Although several have been reported in the literature, there are few detailed radiological and pathological descriptions of the condition. There is also considerable overlap with other entities, the most common being spinal cord teratomas.

Although typically described in the literature as spinal cord hamartomas because of their histological composition, these rare hamartomatous lesions may be the result of a neurulation defect rather than true hamartomas. In patients presenting with multiple neurological conditions, diagnosis may be more complex. For those presenting with neurological signs and symptoms, surgical treatment is essential ¹⁾.

2016

A 13-month-old child with a supragluteal sacral dimple who presented with acute neurological deterioration. MRI of the spine revealed a big intramedullary lesion with heterogeneous signal intensity. A near-total resection was performed, and histopathological examination demonstrated findings consistent with a spinal cord hamartoma. The authors believe that careful preoperative evaluation and rigorous pathological examination are mandatory to establish diagnosis and direct further management of cases in which such a lesion is suspected ²⁾.

2015

A case of thoracic spinal hamartoma in a 75-year-old male without associated lesions. This patient represents the oldest of 19 patients whose cases Shindo et al., found reported in detail and one of only nine reported cases without associated lesions. On magnetic resonance imaging, the current patient showed a well-defined exophytic appearance arising from the dorsal midline surface of the spinal cord ³⁾.

2008

A 12-year-old boy who originally presented to the center for treatment of a right thalamic astrocytoma. One year after his initial presentation, the child developed progressive bilateral leg weakness with decreased sensation. Spinal magnetic resonance imaging performed at this time revealed an intramedullary spinal cord lesion from T4 to T8, which was later found to be composed of hamartomatous tissue.

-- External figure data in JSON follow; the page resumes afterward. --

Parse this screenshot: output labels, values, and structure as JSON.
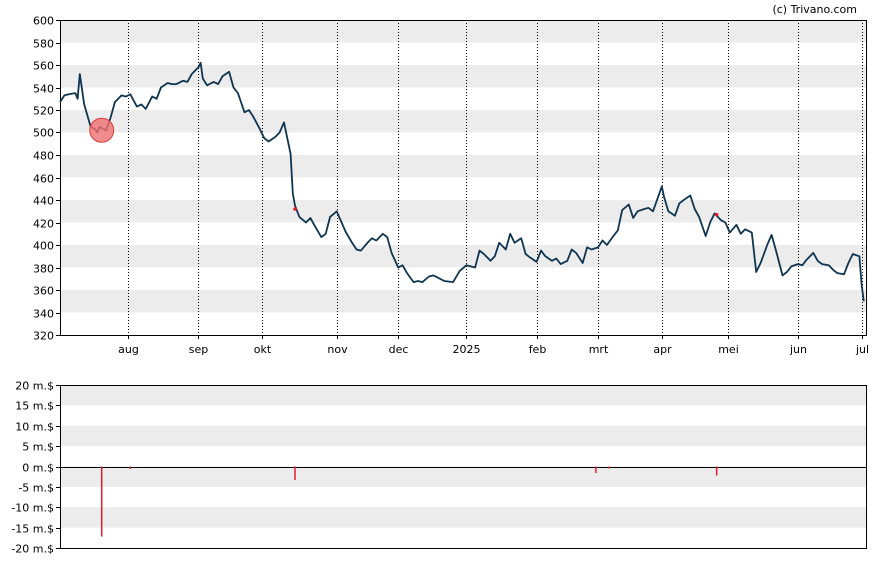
{
  "copyright": "(c) Trivano.com",
  "colors": {
    "price_line": "#0f3550",
    "band": "#ececec",
    "volume_bar": "#e41b2b",
    "marker_fill": "#f07070",
    "marker_stroke": "#d43c3c",
    "grid": "#000000"
  },
  "chart_data": [
    {
      "type": "line",
      "name": "price-chart",
      "ylim": [
        320,
        600
      ],
      "yticks": [
        320,
        340,
        360,
        380,
        400,
        420,
        440,
        460,
        480,
        500,
        520,
        540,
        560,
        580,
        600
      ],
      "x_range": [
        "2024-07-01",
        "2025-07-03"
      ],
      "month_ticks": [
        {
          "label": "aug",
          "date": "2024-08-01"
        },
        {
          "label": "sep",
          "date": "2024-09-02"
        },
        {
          "label": "okt",
          "date": "2024-10-01"
        },
        {
          "label": "nov",
          "date": "2024-11-04"
        },
        {
          "label": "dec",
          "date": "2024-12-02"
        },
        {
          "label": "2025",
          "date": "2025-01-02"
        },
        {
          "label": "feb",
          "date": "2025-02-03"
        },
        {
          "label": "mrt",
          "date": "2025-03-03"
        },
        {
          "label": "apr",
          "date": "2025-04-01"
        },
        {
          "label": "mei",
          "date": "2025-05-01"
        },
        {
          "label": "jun",
          "date": "2025-06-02"
        },
        {
          "label": "jul",
          "date": "2025-07-01"
        }
      ],
      "series": [
        {
          "points": [
            [
              "2024-07-01",
              527
            ],
            [
              "2024-07-03",
              533
            ],
            [
              "2024-07-05",
              534
            ],
            [
              "2024-07-08",
              535
            ],
            [
              "2024-07-09",
              530
            ],
            [
              "2024-07-10",
              552
            ],
            [
              "2024-07-12",
              525
            ],
            [
              "2024-07-15",
              505
            ],
            [
              "2024-07-17",
              503
            ],
            [
              "2024-07-18",
              500
            ],
            [
              "2024-07-19",
              505
            ],
            [
              "2024-07-22",
              502
            ],
            [
              "2024-07-24",
              513
            ],
            [
              "2024-07-26",
              527
            ],
            [
              "2024-07-29",
              533
            ],
            [
              "2024-07-31",
              532
            ],
            [
              "2024-08-02",
              534
            ],
            [
              "2024-08-05",
              523
            ],
            [
              "2024-08-07",
              525
            ],
            [
              "2024-08-09",
              521
            ],
            [
              "2024-08-12",
              532
            ],
            [
              "2024-08-14",
              530
            ],
            [
              "2024-08-16",
              540
            ],
            [
              "2024-08-19",
              544
            ],
            [
              "2024-08-21",
              543
            ],
            [
              "2024-08-23",
              543
            ],
            [
              "2024-08-26",
              546
            ],
            [
              "2024-08-28",
              545
            ],
            [
              "2024-08-30",
              552
            ],
            [
              "2024-09-02",
              558
            ],
            [
              "2024-09-03",
              562
            ],
            [
              "2024-09-04",
              548
            ],
            [
              "2024-09-06",
              542
            ],
            [
              "2024-09-09",
              545
            ],
            [
              "2024-09-11",
              543
            ],
            [
              "2024-09-13",
              550
            ],
            [
              "2024-09-16",
              554
            ],
            [
              "2024-09-18",
              540
            ],
            [
              "2024-09-20",
              535
            ],
            [
              "2024-09-23",
              518
            ],
            [
              "2024-09-25",
              520
            ],
            [
              "2024-09-27",
              514
            ],
            [
              "2024-09-30",
              503
            ],
            [
              "2024-10-02",
              495
            ],
            [
              "2024-10-04",
              492
            ],
            [
              "2024-10-07",
              496
            ],
            [
              "2024-10-09",
              500
            ],
            [
              "2024-10-11",
              509
            ],
            [
              "2024-10-14",
              481
            ],
            [
              "2024-10-15",
              446
            ],
            [
              "2024-10-16",
              435
            ],
            [
              "2024-10-17",
              430
            ],
            [
              "2024-10-18",
              425
            ],
            [
              "2024-10-21",
              420
            ],
            [
              "2024-10-23",
              424
            ],
            [
              "2024-10-25",
              417
            ],
            [
              "2024-10-28",
              407
            ],
            [
              "2024-10-30",
              410
            ],
            [
              "2024-11-01",
              425
            ],
            [
              "2024-11-04",
              430
            ],
            [
              "2024-11-06",
              421
            ],
            [
              "2024-11-08",
              412
            ],
            [
              "2024-11-11",
              402
            ],
            [
              "2024-11-13",
              396
            ],
            [
              "2024-11-15",
              395
            ],
            [
              "2024-11-18",
              402
            ],
            [
              "2024-11-20",
              406
            ],
            [
              "2024-11-22",
              404
            ],
            [
              "2024-11-25",
              410
            ],
            [
              "2024-11-27",
              407
            ],
            [
              "2024-11-29",
              393
            ],
            [
              "2024-12-02",
              380
            ],
            [
              "2024-12-04",
              382
            ],
            [
              "2024-12-06",
              375
            ],
            [
              "2024-12-09",
              367
            ],
            [
              "2024-12-11",
              368
            ],
            [
              "2024-12-13",
              367
            ],
            [
              "2024-12-16",
              372
            ],
            [
              "2024-12-18",
              373
            ],
            [
              "2024-12-20",
              371
            ],
            [
              "2024-12-23",
              368
            ],
            [
              "2024-12-27",
              367
            ],
            [
              "2024-12-30",
              377
            ],
            [
              "2025-01-02",
              382
            ],
            [
              "2025-01-06",
              380
            ],
            [
              "2025-01-08",
              395
            ],
            [
              "2025-01-10",
              392
            ],
            [
              "2025-01-13",
              386
            ],
            [
              "2025-01-15",
              390
            ],
            [
              "2025-01-17",
              402
            ],
            [
              "2025-01-20",
              396
            ],
            [
              "2025-01-22",
              410
            ],
            [
              "2025-01-24",
              402
            ],
            [
              "2025-01-27",
              406
            ],
            [
              "2025-01-29",
              392
            ],
            [
              "2025-01-31",
              389
            ],
            [
              "2025-02-03",
              385
            ],
            [
              "2025-02-05",
              395
            ],
            [
              "2025-02-07",
              390
            ],
            [
              "2025-02-10",
              386
            ],
            [
              "2025-02-12",
              388
            ],
            [
              "2025-02-14",
              383
            ],
            [
              "2025-02-17",
              386
            ],
            [
              "2025-02-19",
              396
            ],
            [
              "2025-02-21",
              393
            ],
            [
              "2025-02-24",
              384
            ],
            [
              "2025-02-26",
              398
            ],
            [
              "2025-02-28",
              396
            ],
            [
              "2025-03-03",
              398
            ],
            [
              "2025-03-05",
              404
            ],
            [
              "2025-03-07",
              400
            ],
            [
              "2025-03-10",
              408
            ],
            [
              "2025-03-12",
              413
            ],
            [
              "2025-03-14",
              431
            ],
            [
              "2025-03-17",
              436
            ],
            [
              "2025-03-19",
              424
            ],
            [
              "2025-03-21",
              430
            ],
            [
              "2025-03-24",
              432
            ],
            [
              "2025-03-26",
              433
            ],
            [
              "2025-03-28",
              430
            ],
            [
              "2025-04-01",
              452
            ],
            [
              "2025-04-02",
              443
            ],
            [
              "2025-04-04",
              430
            ],
            [
              "2025-04-07",
              426
            ],
            [
              "2025-04-09",
              437
            ],
            [
              "2025-04-11",
              440
            ],
            [
              "2025-04-14",
              444
            ],
            [
              "2025-04-16",
              432
            ],
            [
              "2025-04-18",
              425
            ],
            [
              "2025-04-21",
              408
            ],
            [
              "2025-04-23",
              420
            ],
            [
              "2025-04-25",
              428
            ],
            [
              "2025-04-28",
              422
            ],
            [
              "2025-04-30",
              420
            ],
            [
              "2025-05-02",
              411
            ],
            [
              "2025-05-05",
              418
            ],
            [
              "2025-05-07",
              410
            ],
            [
              "2025-05-09",
              414
            ],
            [
              "2025-05-12",
              411
            ],
            [
              "2025-05-14",
              376
            ],
            [
              "2025-05-16",
              384
            ],
            [
              "2025-05-19",
              400
            ],
            [
              "2025-05-21",
              409
            ],
            [
              "2025-05-23",
              395
            ],
            [
              "2025-05-26",
              373
            ],
            [
              "2025-05-28",
              376
            ],
            [
              "2025-05-30",
              381
            ],
            [
              "2025-06-02",
              383
            ],
            [
              "2025-06-04",
              382
            ],
            [
              "2025-06-06",
              387
            ],
            [
              "2025-06-09",
              393
            ],
            [
              "2025-06-11",
              386
            ],
            [
              "2025-06-13",
              383
            ],
            [
              "2025-06-16",
              382
            ],
            [
              "2025-06-18",
              378
            ],
            [
              "2025-06-20",
              375
            ],
            [
              "2025-06-23",
              374
            ],
            [
              "2025-06-25",
              384
            ],
            [
              "2025-06-27",
              392
            ],
            [
              "2025-06-30",
              390
            ],
            [
              "2025-07-01",
              365
            ],
            [
              "2025-07-02",
              350
            ]
          ]
        }
      ],
      "markers": [
        {
          "date": "2024-07-20",
          "value": 502,
          "kind": "circle"
        },
        {
          "date": "2024-10-16",
          "value": 432,
          "kind": "dot"
        },
        {
          "date": "2025-04-26",
          "value": 427,
          "kind": "dot"
        }
      ]
    },
    {
      "type": "bar",
      "name": "volume-chart",
      "ylim": [
        -20,
        20
      ],
      "yticks": [
        {
          "value": 20,
          "label": "20 m.$"
        },
        {
          "value": 15,
          "label": "15 m.$"
        },
        {
          "value": 10,
          "label": "10 m.$"
        },
        {
          "value": 5,
          "label": "5 m.$"
        },
        {
          "value": 0,
          "label": "0 m.$"
        },
        {
          "value": -5,
          "label": "-5 m.$"
        },
        {
          "value": -10,
          "label": "-10 m.$"
        },
        {
          "value": -15,
          "label": "-15 m.$"
        },
        {
          "value": -20,
          "label": "-20 m.$"
        }
      ],
      "bars": [
        {
          "date": "2024-07-20",
          "value": -17.2
        },
        {
          "date": "2024-08-02",
          "value": -0.6
        },
        {
          "date": "2024-10-16",
          "value": -3.3
        },
        {
          "date": "2025-03-02",
          "value": -1.6
        },
        {
          "date": "2025-03-08",
          "value": -0.5
        },
        {
          "date": "2025-04-26",
          "value": -2.2
        }
      ]
    }
  ]
}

The patient underwent bilateral T4 to T8 laminectomies with subtotal resection of the hamartomatous lesion, and his symptoms improved postoperatively ⁴⁾.

¹⁾ , ⁴⁾

Abel TJ, Chowdhary A, Jallo G, Wang PP, Burger P, Avellino AM. Thoracic spinal cord compression by intramedullary hamartomatous tissue in a young boy: case report. Neurosurgery. 2008 Jun;62(6):E1380-1; discussion E1381. doi: 10.1227/01.neu.0000333314.40920.5e. PubMed PMID: 18824961.

²⁾

Samak EM, Abdel Latif AM, Ghany WA, Hewedi IH, Amer A, Moharram H. Spinal intramedullary hamartoma with acute presentation in a 13-month old infant: case report. J Neurosurg Pediatr. 2016 Aug;18(2):177-82. doi: 10.3171/2016.2.PEDS15561. Epub 2016 Apr 29. PubMed PMID: 27127875.

³⁾

Shindo D, Shimono T, Takami T, Tanaka S, Tsukamoto T, Miki Y. Spinal hamartoma in an elderly man. Jpn J Radiol. 2015 Nov;33(11):706-9. doi: 10.1007/s11604-015-0475-5. Epub 2015 Aug 28. PubMed PMID: 26316189.